For custom entity types, you need own corpus and fine-tuning:

  1. Annotation: Prodigy, Label Studio, or Doccano. Minimum 200–500 examples per entity type
  2. Format: IOB2 (BIO-tagging)—NER standard
  3. Training: HuggingFace TokenClassification with pretrained RuBERT
from transformers import AutoModelForTokenClassification, TrainingArguments
model = AutoModelForTokenClassification.from_pretrained(
    "DeepPavlov/rubert-base-cased",
    num_labels=len(label_list),
    id2label=id2label,
    label2id=label2id
)

NER Quality Assessment

Entity-level F1 (strict)—main metric. "Strict" means: correct type AND correct span boundaries. Partial match counts as error.

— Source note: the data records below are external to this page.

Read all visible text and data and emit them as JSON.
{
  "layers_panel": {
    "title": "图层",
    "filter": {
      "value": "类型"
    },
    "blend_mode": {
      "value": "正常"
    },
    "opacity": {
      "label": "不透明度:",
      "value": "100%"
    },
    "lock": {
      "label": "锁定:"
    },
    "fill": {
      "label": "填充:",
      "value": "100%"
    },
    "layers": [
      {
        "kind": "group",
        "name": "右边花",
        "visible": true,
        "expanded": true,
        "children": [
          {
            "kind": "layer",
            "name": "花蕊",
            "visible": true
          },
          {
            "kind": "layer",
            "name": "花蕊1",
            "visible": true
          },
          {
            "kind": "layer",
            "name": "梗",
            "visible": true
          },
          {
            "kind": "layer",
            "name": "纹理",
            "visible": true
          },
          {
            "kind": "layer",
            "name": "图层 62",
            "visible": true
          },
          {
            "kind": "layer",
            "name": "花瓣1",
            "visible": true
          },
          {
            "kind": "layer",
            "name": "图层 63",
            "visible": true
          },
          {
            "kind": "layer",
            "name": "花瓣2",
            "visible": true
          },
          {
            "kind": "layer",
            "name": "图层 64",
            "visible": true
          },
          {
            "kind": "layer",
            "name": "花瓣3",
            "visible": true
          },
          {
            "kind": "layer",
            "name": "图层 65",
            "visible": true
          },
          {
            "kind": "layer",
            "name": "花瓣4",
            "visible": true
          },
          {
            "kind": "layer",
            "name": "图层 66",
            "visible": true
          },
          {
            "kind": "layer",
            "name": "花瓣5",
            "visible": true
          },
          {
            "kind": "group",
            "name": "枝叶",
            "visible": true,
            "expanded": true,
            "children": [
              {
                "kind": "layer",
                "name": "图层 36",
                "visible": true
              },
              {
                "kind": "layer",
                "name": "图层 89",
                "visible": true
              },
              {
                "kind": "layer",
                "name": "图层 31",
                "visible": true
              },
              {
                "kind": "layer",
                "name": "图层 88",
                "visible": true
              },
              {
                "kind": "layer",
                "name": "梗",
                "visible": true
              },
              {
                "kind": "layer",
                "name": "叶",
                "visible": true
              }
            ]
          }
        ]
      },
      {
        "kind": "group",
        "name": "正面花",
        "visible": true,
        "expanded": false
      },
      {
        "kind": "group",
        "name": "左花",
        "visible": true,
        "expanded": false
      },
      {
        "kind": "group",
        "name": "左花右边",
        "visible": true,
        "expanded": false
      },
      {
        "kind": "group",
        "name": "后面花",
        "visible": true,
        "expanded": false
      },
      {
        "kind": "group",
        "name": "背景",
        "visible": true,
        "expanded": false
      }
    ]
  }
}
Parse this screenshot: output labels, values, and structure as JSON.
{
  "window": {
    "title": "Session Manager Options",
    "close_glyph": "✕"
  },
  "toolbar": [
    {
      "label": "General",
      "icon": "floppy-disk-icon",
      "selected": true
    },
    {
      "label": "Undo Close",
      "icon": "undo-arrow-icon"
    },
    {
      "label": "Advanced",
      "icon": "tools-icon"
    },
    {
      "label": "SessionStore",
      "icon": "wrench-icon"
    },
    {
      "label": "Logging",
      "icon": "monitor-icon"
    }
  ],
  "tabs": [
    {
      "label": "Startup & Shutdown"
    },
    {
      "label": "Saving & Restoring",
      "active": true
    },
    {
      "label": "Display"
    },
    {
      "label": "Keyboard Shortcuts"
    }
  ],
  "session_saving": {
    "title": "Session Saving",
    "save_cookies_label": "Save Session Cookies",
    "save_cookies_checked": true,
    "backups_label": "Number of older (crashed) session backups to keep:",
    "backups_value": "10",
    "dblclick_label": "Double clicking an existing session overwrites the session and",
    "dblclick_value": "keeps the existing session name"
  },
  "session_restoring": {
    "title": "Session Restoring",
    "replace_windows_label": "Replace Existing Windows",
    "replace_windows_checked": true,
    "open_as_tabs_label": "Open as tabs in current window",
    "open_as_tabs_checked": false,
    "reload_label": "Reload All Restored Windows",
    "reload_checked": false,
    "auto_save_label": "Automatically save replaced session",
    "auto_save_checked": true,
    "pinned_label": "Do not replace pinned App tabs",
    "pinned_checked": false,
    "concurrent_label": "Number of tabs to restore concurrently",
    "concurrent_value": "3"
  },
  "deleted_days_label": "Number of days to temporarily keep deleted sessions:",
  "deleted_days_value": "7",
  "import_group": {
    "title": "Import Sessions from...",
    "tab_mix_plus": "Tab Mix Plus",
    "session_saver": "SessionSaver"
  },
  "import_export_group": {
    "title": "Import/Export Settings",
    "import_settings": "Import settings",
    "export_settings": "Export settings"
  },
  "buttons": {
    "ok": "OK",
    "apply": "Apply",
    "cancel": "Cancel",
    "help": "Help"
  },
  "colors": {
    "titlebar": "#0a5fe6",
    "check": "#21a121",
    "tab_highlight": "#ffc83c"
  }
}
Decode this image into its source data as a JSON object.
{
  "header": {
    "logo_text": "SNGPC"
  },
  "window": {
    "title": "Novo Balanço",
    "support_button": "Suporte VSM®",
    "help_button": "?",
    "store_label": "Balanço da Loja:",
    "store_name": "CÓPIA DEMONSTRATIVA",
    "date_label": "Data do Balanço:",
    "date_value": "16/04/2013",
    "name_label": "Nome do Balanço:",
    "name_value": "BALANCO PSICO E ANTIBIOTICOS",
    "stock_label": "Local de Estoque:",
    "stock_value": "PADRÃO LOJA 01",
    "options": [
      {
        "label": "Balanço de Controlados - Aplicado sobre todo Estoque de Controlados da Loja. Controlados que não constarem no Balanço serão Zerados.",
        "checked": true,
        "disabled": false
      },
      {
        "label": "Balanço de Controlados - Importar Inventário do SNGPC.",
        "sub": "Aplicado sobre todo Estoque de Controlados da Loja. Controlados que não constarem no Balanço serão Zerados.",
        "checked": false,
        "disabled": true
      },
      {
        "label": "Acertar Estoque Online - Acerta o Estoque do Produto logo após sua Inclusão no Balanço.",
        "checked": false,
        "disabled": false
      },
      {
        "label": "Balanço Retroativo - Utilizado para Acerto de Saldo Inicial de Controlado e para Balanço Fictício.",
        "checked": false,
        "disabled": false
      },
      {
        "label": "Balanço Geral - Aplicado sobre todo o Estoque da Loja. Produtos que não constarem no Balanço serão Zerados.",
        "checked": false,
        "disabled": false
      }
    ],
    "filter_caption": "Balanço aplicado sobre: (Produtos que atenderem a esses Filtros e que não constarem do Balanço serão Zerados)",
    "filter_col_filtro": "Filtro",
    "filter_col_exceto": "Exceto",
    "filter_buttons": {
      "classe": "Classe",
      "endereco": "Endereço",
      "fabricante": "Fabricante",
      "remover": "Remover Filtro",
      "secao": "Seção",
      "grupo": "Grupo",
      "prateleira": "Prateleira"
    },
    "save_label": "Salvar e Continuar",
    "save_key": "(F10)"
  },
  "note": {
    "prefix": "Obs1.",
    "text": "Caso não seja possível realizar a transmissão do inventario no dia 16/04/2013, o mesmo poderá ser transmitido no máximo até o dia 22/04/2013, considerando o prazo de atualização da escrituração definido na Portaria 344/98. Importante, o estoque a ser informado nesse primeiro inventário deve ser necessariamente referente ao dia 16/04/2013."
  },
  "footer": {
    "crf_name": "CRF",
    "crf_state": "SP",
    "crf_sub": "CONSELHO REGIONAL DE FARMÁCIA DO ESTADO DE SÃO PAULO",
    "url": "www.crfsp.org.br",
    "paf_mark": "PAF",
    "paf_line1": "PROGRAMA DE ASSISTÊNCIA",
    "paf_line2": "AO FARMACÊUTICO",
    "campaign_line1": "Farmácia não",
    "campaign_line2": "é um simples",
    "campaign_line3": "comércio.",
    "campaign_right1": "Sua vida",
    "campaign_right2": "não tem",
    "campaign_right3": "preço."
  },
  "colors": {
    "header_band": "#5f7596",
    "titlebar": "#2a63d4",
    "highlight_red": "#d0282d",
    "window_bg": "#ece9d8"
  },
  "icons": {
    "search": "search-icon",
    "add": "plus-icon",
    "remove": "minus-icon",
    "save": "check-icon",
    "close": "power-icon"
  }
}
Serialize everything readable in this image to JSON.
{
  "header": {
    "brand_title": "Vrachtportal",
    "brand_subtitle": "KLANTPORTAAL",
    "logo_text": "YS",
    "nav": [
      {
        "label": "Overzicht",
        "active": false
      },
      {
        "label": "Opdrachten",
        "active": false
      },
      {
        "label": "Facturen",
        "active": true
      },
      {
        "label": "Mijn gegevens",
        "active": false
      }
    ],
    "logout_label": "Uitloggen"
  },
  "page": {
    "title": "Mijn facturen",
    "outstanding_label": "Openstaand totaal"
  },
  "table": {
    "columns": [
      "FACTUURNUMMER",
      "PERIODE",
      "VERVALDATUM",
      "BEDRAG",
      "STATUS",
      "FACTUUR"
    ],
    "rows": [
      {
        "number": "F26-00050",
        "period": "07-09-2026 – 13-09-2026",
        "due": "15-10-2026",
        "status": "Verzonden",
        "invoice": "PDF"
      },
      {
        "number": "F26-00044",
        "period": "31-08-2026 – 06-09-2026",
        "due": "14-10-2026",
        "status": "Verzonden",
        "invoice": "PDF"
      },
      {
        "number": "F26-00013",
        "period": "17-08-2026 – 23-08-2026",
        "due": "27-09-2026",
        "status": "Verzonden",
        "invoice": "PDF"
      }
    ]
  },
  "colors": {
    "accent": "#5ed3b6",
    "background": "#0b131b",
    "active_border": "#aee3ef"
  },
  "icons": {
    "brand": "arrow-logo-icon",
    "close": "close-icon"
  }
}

Typical Russian text scores:

  • PER: F1 95–97% (easily recognizable patterns)
  • ORG: F1 88–93% (many abbreviations, acronyms)
  • LOC: F1 90–95%
  • Custom domain entities: 80–90% after fine-tuning on 1K+ examples

Complex Cases

  • Nested entities: "Ministry of Finance of Russia"—(ORG + LOC). Most standard models don't support nesting; needs specialized architectures (Span-BERT, biaffine NER)
  • Scattered entities: "LLC... (hereinafter—Company)"—coreference requires separate module
  • Ambiguity: "Apple"—company or fruit? Resolved via context (transformers handle well)

Deployment

spaCy: export to .spacy format, serving via FastAPI. BERT: ONNX export for CPU, TorchServe for GPU. Latency: spaCy CPU ~5ms/sentence, BERT ONNX CPU ~30ms/sentence.